Quelle était votre première voiture ? 

Une Volkswagen usagée avec tellement de kilométrage que je n’étais pas obligé de débrayer pour changer de vitesse.


Contrairement à ce qu’on peut penser, vous n’avez pas terminé vos études universitaires

J’ai fréquenté le Collège Jean-de-Brébeuf avant de m’inscrire à l’Université McGill, que j’ai quittée après seulement un an. Mon diplôme universitaire, c’est un diplôme de la vie. 


Maurice Oberson a été votre mentor 

Maurice Oberson était le propriétaire des magasins d’équipement de sport Oberson. Il m’a offert le poste de directeur de la succursale située sur la rue Cathcart, à Montréal. Après en avoir discuté avec mes parents, j’ai décidé de quitter l’université pour me joindre au groupe. Sans la confiance que m’a accordée M. Oberson, je n’aurais jamais connu autant de succès en carrière.


Quelle musique et quels livres aimiez-vous ?

J’aime le rock’n’roll et les Beatles. Comme plusieurs jeunes de l’époque, j’aimais Led Zeppelin et les Stones. Quant à la lecture, Le Petit Prince d’Antoine de Saint-Exupéry a toujours été une référence pour moi.


Vous avez eu cinq enfants

Mon épouse, Lucie Nadeau, et moi avons eu cinq enfants, dont deux sont décédés très jeunes à cause de problèmes de santé. Ils sont toujours nos sources d’inspiration et présents dans nos cœurs.


Comment pouvez-vous me décrire vos trois autres enfants ?

Patrick a travaillé pour le Canadien et les Alouettes et est, comme moi, un passionné de sports. Quant à mon autre gars, Richard, il demeure avec sa conjointe dans les Caraïbes. Ma fille Catherine est une jeune femme formidable.
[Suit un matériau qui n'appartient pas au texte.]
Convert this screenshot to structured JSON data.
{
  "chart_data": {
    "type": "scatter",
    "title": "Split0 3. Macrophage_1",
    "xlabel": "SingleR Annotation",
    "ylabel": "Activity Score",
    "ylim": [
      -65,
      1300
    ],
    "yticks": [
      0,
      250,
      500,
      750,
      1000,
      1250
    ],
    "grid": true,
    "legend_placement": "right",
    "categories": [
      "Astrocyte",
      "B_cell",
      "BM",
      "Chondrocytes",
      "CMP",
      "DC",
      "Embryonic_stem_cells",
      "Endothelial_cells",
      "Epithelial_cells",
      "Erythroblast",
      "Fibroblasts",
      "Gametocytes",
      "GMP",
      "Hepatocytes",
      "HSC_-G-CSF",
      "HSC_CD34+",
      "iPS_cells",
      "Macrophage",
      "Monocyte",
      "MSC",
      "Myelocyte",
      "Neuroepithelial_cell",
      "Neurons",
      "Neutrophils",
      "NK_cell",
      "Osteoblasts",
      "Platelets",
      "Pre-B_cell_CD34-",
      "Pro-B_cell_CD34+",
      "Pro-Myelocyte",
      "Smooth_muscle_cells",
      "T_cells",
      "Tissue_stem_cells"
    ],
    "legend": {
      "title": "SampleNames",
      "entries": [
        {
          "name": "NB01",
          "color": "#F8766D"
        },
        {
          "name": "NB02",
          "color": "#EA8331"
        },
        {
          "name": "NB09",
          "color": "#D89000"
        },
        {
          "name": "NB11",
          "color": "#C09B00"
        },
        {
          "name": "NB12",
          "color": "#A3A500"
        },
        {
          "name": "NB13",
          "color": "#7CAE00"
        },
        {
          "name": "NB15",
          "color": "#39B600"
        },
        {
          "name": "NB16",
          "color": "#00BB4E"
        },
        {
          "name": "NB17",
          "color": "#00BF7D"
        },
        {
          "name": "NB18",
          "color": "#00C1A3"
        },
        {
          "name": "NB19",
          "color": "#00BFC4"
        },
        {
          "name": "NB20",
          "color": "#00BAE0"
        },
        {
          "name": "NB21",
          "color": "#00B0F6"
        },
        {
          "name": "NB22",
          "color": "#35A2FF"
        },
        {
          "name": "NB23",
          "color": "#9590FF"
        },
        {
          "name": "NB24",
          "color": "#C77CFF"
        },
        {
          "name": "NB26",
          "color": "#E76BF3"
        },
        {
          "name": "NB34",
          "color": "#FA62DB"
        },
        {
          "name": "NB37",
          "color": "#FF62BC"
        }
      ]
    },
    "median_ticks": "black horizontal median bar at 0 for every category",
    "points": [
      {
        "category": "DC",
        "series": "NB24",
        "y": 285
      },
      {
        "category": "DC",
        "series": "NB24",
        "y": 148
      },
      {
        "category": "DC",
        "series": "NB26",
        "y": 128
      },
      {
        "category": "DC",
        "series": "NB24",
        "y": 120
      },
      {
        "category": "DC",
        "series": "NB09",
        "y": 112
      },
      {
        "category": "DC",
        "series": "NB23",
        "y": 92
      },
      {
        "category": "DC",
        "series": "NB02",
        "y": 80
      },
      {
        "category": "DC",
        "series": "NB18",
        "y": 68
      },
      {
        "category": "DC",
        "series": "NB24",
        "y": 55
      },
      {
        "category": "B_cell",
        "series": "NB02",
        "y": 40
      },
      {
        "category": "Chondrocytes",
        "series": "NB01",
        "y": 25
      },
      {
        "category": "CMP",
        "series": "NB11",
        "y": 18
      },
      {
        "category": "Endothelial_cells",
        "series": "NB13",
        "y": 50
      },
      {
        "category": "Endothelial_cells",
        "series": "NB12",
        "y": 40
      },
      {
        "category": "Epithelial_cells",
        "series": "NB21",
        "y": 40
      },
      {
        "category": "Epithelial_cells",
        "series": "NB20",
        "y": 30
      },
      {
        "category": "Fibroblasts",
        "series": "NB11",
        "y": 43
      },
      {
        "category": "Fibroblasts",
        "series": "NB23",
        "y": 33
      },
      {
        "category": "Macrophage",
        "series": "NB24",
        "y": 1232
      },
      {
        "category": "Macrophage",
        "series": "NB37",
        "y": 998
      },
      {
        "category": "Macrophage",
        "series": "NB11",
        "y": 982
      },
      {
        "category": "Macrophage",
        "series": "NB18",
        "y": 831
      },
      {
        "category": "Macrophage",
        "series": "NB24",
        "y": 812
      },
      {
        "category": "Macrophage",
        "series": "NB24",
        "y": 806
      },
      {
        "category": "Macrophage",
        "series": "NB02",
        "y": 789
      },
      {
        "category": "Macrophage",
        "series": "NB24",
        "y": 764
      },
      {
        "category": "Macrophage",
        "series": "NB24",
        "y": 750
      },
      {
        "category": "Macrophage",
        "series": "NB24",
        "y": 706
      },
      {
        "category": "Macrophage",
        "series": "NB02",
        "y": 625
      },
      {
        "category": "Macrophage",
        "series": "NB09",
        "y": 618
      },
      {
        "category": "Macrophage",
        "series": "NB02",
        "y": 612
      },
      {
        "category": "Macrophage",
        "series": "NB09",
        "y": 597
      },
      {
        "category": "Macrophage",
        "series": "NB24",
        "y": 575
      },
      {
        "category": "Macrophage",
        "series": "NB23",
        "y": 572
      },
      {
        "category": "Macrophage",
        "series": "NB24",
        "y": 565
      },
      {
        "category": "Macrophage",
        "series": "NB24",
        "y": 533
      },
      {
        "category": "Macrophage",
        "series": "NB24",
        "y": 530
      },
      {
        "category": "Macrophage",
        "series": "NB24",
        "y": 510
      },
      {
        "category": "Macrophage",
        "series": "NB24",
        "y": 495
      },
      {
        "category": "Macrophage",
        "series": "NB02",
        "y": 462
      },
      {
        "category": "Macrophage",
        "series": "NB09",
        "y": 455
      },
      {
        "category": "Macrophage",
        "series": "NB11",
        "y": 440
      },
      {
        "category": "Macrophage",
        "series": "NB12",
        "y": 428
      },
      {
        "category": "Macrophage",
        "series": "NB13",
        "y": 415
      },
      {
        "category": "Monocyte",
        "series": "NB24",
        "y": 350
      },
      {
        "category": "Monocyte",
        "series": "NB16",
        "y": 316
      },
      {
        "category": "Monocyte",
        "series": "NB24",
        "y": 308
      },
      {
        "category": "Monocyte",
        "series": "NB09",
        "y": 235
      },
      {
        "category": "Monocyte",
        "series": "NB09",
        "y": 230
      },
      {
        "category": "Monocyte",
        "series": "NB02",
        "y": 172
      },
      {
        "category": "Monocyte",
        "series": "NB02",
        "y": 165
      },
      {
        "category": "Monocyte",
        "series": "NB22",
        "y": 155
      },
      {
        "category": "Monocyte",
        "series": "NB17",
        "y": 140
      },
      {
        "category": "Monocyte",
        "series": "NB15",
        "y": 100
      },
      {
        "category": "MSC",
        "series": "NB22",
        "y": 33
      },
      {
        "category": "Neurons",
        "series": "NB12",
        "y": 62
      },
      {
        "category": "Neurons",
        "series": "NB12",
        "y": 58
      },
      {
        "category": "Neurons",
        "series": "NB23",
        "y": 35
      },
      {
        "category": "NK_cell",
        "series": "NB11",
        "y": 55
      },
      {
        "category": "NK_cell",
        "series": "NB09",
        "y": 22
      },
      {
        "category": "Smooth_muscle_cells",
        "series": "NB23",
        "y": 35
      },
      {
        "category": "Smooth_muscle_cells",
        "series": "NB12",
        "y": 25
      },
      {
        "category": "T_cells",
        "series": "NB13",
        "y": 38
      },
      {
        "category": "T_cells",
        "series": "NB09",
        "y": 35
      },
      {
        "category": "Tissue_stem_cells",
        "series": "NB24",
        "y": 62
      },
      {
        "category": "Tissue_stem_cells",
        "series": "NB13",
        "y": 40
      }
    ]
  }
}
Depuis sa naissance, elle est atteinte de la SMA, une maladie autosomique récessive affectant les motoneurones de la moelle épinière, mais également d’autres organes, qui l’oblige à se déplacer en fauteuil roulant. Elle détient une maîtrise universitaire et est très impliquée dans un organisme qui se consacre à la SMA. 


Vous avez un amour inconditionnel pour votre épouse. 

Et encore plus ! Mon épouse, Lucie Nadeau, m’a toujours appuyé dans toutes mes décisions. Sa présence auprès des enfants et son amour pour la famille sont les raisons d’être de notre famille. Sans elle, je n’aurais jamais été la personne que je suis devenu.